Development of Integrated Surface-Subsurface Flow Model Considering Evapotranspiration and its Application to Small Forest Catchment

Wednesday, 26 July 2017: 11:15 AM
Paul Brest West (Munger Conference Center)
Kazuaki Yorozu, Aulia Febianda Anwar Tinumbang, Yutaka Ichikawa, Yasuto Tachikawa and Sunmin Kim, Kyoto University, Civil and Earth Resources Engineering, Kyoto, Japan
In this study, we developed a three dimentional physically-based surface-subsurface flow model considering evapotranspiration. Developing such model is important to predict hydrologic processes on the land. We applied the developed model to 3 slopes in small forest catchment in Japan as a testing place by utilizing the observed data at the site, and we compared the simulated result with the observed value of volumetric water content of soil.

We combined two models of surface-subsurface flow model and evapotranspiration model. The surface-subsurface flow model was developed by An and Yu (2014).
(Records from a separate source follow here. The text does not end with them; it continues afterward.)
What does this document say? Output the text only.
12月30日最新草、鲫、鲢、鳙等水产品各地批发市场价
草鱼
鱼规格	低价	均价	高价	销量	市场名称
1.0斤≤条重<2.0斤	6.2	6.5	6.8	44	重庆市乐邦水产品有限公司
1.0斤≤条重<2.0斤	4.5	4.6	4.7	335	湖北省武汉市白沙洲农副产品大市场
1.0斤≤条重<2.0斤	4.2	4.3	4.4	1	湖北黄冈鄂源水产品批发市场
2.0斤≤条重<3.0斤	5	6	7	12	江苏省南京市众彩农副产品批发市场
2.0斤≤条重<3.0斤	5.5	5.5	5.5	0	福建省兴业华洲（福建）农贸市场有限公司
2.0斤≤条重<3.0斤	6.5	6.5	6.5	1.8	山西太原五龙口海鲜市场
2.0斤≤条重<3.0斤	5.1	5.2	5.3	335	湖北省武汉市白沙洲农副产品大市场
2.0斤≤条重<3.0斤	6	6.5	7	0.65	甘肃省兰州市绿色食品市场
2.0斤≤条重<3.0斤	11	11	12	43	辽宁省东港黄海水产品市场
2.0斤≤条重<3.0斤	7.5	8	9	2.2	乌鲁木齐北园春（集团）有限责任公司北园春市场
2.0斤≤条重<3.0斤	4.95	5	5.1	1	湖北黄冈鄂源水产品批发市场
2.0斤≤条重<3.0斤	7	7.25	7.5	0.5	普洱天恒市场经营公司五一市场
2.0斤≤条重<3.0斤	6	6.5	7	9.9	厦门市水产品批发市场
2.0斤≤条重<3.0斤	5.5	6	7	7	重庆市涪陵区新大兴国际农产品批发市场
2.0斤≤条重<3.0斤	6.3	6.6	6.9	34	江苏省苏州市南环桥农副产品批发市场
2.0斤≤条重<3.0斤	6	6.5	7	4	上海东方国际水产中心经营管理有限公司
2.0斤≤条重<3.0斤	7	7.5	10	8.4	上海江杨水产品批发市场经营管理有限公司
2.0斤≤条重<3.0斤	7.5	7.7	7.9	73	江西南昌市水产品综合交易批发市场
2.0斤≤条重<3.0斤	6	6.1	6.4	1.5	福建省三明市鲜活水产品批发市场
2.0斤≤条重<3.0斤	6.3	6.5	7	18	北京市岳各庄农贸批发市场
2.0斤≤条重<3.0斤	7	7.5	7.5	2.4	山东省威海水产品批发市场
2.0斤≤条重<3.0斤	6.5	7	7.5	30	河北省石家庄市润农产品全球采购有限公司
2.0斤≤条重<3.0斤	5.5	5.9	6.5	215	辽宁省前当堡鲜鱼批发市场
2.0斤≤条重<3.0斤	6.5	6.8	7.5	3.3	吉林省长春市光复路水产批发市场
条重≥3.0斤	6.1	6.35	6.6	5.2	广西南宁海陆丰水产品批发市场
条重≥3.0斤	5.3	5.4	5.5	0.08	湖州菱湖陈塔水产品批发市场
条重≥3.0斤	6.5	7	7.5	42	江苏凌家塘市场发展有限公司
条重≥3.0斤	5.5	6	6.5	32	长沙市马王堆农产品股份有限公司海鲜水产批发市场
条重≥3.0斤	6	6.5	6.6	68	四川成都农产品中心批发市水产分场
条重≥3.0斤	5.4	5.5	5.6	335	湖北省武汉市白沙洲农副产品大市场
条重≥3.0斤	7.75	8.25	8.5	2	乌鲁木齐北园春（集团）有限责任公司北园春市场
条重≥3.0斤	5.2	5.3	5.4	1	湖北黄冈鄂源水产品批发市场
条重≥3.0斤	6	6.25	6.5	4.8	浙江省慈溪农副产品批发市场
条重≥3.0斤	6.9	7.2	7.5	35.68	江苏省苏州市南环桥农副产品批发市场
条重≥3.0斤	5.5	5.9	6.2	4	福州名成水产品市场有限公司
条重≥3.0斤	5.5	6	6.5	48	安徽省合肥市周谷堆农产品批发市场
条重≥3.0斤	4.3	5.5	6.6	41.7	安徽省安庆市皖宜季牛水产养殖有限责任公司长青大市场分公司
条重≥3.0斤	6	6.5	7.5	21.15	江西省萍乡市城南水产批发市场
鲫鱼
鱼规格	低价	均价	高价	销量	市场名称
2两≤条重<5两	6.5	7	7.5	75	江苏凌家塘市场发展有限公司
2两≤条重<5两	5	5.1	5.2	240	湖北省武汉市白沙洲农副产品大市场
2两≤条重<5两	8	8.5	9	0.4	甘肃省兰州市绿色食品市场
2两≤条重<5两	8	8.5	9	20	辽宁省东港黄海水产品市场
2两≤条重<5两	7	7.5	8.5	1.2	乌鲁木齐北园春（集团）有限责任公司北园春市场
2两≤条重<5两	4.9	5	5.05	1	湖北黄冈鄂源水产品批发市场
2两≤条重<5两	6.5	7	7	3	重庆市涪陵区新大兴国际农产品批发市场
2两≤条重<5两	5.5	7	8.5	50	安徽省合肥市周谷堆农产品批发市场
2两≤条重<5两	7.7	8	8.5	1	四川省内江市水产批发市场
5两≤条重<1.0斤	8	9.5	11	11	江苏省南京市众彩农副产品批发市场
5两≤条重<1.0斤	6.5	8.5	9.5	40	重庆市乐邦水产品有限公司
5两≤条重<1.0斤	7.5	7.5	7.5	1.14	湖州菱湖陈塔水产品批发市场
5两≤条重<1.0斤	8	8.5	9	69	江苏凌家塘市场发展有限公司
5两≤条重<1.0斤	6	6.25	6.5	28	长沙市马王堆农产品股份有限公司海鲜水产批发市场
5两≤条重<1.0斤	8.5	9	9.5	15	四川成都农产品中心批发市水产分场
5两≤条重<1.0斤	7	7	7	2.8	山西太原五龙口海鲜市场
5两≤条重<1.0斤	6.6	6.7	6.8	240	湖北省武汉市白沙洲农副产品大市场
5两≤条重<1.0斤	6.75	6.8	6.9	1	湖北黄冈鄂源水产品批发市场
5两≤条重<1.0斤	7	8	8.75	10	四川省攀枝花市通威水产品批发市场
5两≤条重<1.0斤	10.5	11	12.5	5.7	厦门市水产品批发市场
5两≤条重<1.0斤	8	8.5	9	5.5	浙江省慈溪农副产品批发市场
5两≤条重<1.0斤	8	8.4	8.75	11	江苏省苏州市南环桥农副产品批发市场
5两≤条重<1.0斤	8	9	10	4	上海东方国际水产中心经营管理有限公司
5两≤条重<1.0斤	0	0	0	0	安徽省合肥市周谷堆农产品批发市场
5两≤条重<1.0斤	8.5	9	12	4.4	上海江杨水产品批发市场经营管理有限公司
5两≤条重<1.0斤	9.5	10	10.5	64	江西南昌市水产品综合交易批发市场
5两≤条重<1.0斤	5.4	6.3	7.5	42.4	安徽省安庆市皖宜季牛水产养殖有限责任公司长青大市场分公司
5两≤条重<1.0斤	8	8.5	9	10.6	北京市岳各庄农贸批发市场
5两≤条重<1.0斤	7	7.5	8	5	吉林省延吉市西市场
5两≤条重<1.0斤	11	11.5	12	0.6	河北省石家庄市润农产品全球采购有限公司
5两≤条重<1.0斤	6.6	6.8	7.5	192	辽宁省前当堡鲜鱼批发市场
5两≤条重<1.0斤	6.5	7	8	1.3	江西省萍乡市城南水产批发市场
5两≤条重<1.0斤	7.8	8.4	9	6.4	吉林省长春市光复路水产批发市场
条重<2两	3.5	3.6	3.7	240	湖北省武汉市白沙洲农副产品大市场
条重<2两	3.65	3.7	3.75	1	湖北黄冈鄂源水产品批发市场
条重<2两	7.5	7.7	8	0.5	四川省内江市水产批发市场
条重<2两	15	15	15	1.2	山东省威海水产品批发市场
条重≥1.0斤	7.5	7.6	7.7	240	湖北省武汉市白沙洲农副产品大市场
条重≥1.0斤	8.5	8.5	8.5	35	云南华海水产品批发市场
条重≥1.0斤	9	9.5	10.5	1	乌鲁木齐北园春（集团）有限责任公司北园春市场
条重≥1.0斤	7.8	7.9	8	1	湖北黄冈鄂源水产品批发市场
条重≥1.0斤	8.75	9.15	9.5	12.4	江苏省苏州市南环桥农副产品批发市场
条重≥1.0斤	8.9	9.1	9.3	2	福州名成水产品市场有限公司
For subsurface flow component, Richards equation is used as governing equation, while Saint Venant Equation is utilized for surface flow component. Both combined systems employed backward Euler time discretization and Newton iteration. As for evapotranspiration model, we adapted the governing equation used in Simple Biosphere Model.

Teseted forest catchment is located in Koga City, Shiga Prefecture in Japan, with total area about 24.6 hectare. In our testing site, an observation tower with height about 45 meter was installed to monitor some meteorological phenomena such as rainfall amount, temperature, ground surface temperature, humidity, solar radiation amount, wind speed and so on. Those observed data were utilized for input data of our model. We used sandy loam soil type in all soil layers for two weeks simulation.In this simulation, 1 m holizontal spatial interval and 20cm vertical interval are utilized, respectively.

We compared the calculated result to the observed value of soil moisture content from 7 observation points located at 3 slopes in the forest. Three of the results from each slope were shown in the figure. In figure (a), which showed the result of slope A in point 2, we can see quite big gap between our calculated result and observed data. However, during the rainfall event, the calculated water content was responded as the observed value was. Figure (b) showed the result of point 4. Our calculated result obtained excellent result which was similar to the observed value. In figure C for point 6, we can see good comparison for simulated result and observed value especially in the initial period. One of the reasons of the gap between our result and observation is assumed to set inappropriate soil parameters.